In a very short amount of time after installing these solutions, you should be able to produce some pretty compelling stats, especially related to email flow, about how real the threat to their infrastructure is. From here, engaging your client in a more focused discussion about IDS/IPS, web filtering, penetration and vulnerability testing, and more will be considerably easier and more productive, for both you and your client.
If your client is in a regulated industry, you must get them to invest in the technologies necessary to meet their compliance requirements. By including baseline cybersecurity services in your core managed services, you demonstrate your understanding of the importance of cybersecurity to their business. By having more advanced cybersecurity solutions geared to their compliance requirements, you create a level of trust and loyalty that will keep your client safe. Ultimately, this should lead to a long-term relationship that grows over time.

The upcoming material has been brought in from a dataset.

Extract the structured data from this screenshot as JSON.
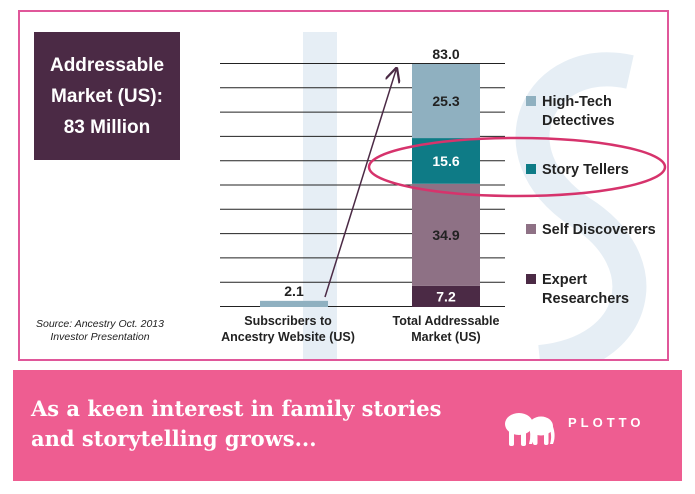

Finally, keep in mind that it may be best for you to partner with another firm that specializes in outsourced cybersecurity solutions for MSPs. Just as the landscape can be confusing and expensive for your client, it can be the same for you as an MSP. There is a healthy debate as to whether MSPs should become MSSPs, but that is a topic for another time. My point here is simply that if you do not have the cybersecurity experience and skills in-house, don’t be afraid to partner in order to provide the best service to your clients and ensure you get the sale instead of your competitor.